Judge Blocks Biden Gender Identity Protection Rule in 6 States

Reeves halted the enforcement of Biden’s changes to Title IX in Kentucky, Indiana, Ohio, Tennessee, Virginia, and West Virginia.

Teenage girls set to race in a track meet.
Teenage girls set to race in a track meet. (photo: Mark Herreid / Shutterstock)

A federal judge on Monday temporarily blocked a new Biden Title IX rule in six states that included “gender identity” in Title IX’s long-standing protection against discrimination by sex.

“There are two sexes: male and female,” began Chief Judge Danny Reeves of the U.S. District Court for the Eastern District of Kentucky in his opinion.

In his ruling, Reeves said the rule was an attempt to “dramatically alter the purpose” of the law, which was originally set to protect women’s equal opportunity to education. 

The U.S. Department of Education issued new regulations in April that radically redefined long-standing federal sex discrimination policy under federal Title IX provisions. The new rules in part redefined “sex discrimination” under Title IX to include protections for “gender identity.” Title IX rules apply to any educational institutions that accept federal money. 

Reeves halted the enforcement of Biden’s changes to Title IX in Kentucky, Indiana, Ohio, Tennessee, Virginia, and West Virginia, explaining that Title IX was set to enable women to receive equal educational opportunities. 

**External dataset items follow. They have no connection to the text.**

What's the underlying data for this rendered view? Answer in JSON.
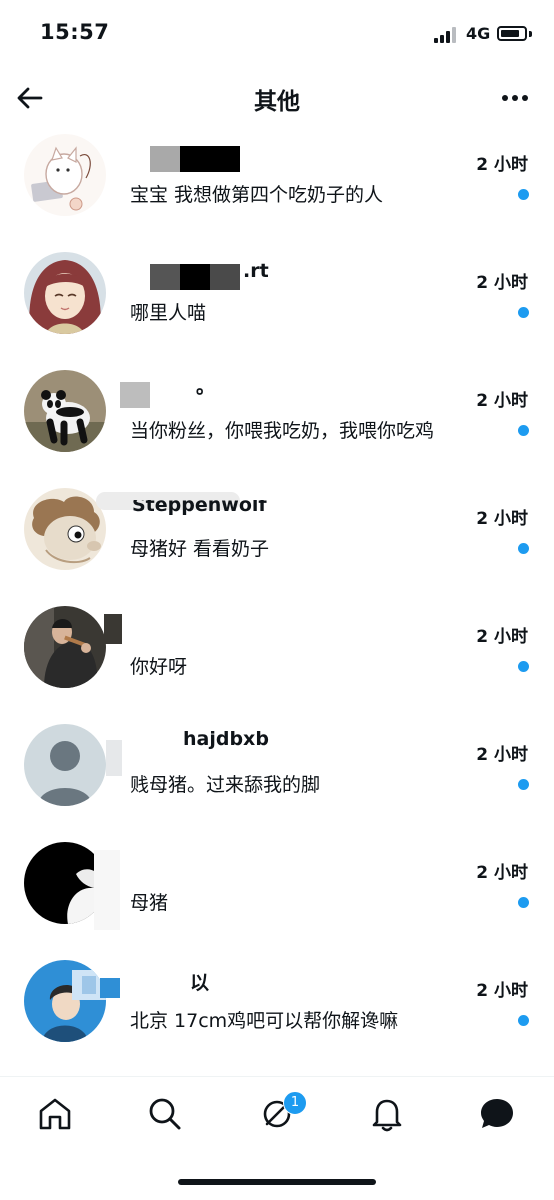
{
  "status_bar": {
    "time": "15:57",
    "network": "4G"
  },
  "header": {
    "title": "其他"
  },
  "messages": [
    {
      "name": "",
      "time": "2 小时",
      "text": "宝宝 我想做第四个吃奶子的人",
      "unread": true
    },
    {
      "name": ".rt",
      "time": "2 小时",
      "text": "哪里人喵",
      "unread": true
    },
    {
      "name": "。",
      "time": "2 小时",
      "text": "当你粉丝，你喂我吃奶，我喂你吃鸡",
      "unread": true
    },
    {
      "name": "Steppenwolf",
      "time": "2 小时",
      "text": "母猪好 看看奶子",
      "unread": true
    },
    {
      "name": "",
      "time": "2 小时",
      "text": "你好呀",
      "unread": true
    },
    {
      "name": "hajdbxb",
      "time": "2 小时",
      "text": "贱母猪。过来舔我的脚",
      "unread": true
    },
    {
      "name": "",
      "time": "2 小时",
      "text": "母猪",
      "unread": true
    },
    {
      "name": "以",
      "time": "2 小时",
      "text": "北京 17cm鸡吧可以帮你解谗嘛",
      "unread": true
    }
  ],
  "tabbar": {
    "messages_badge": "1"
  },
  "icons": {
    "back": "arrow-left-icon",
    "more": "more-horizontal-icon",
    "home": "home-icon",
    "search": "search-icon",
    "spaces": "spaces-icon",
    "notifications": "bell-icon",
    "messages": "message-bubble-icon"
  },
  "colors": {
    "accent": "#1d9bf0",
    "text": "#0f1419"
  }
}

“The new rule contravenes the plain text of Title IX by redefining ‘sex’ to include gender identity, violates government employees’ First Amendment rights, and is the result of arbitrary and capricious rulemaking,” Reeves wrote. 

The ruling follows that of another federal judge who temporarily blocked the new rule in Idaho, Louisiana, Mississippi, and Montana following April lawsuits by the states. More than a dozen other states have pending lawsuits against the rule.

The new law bans “different treatment or separation on the basis of sex,” which includes a prohibition on any policy or practice that “prevents a person from participating in an education program or activity consistent with their gender identity.”

Opponents have argued that the law could damage the safety of women’s spaces such as bathrooms, sports, and locker rooms.

At the recent U.S. bishops’ conference, Archbishop Timothy Broglio, president of the conference, reiterated the incompatibility of “sex change” with the teachings of the Catholic Church.

“Teaching about the need to respect the natural order of the human person, Pope Francis affirmed that ‘creation is prior tous and must be received as a gift. At the same time, we are called to protect our humanity, and this means, in the first place, accepting it and respecting it as it was created,’” he said, quoting Pope Francis.

In April, the bishops came out against a New Biden HHS Obamacare rule for advancing an “ideological view of sex.”

“These regulations … advance an ideological view of sex that, as the Holy See has noted, denies the most beautiful and most powerful difference that exists between living beings: sexual difference,” Bishop Kevin C. Rhoades of Fort Wayne-South Bend, Indiana, said in the April 30 press release.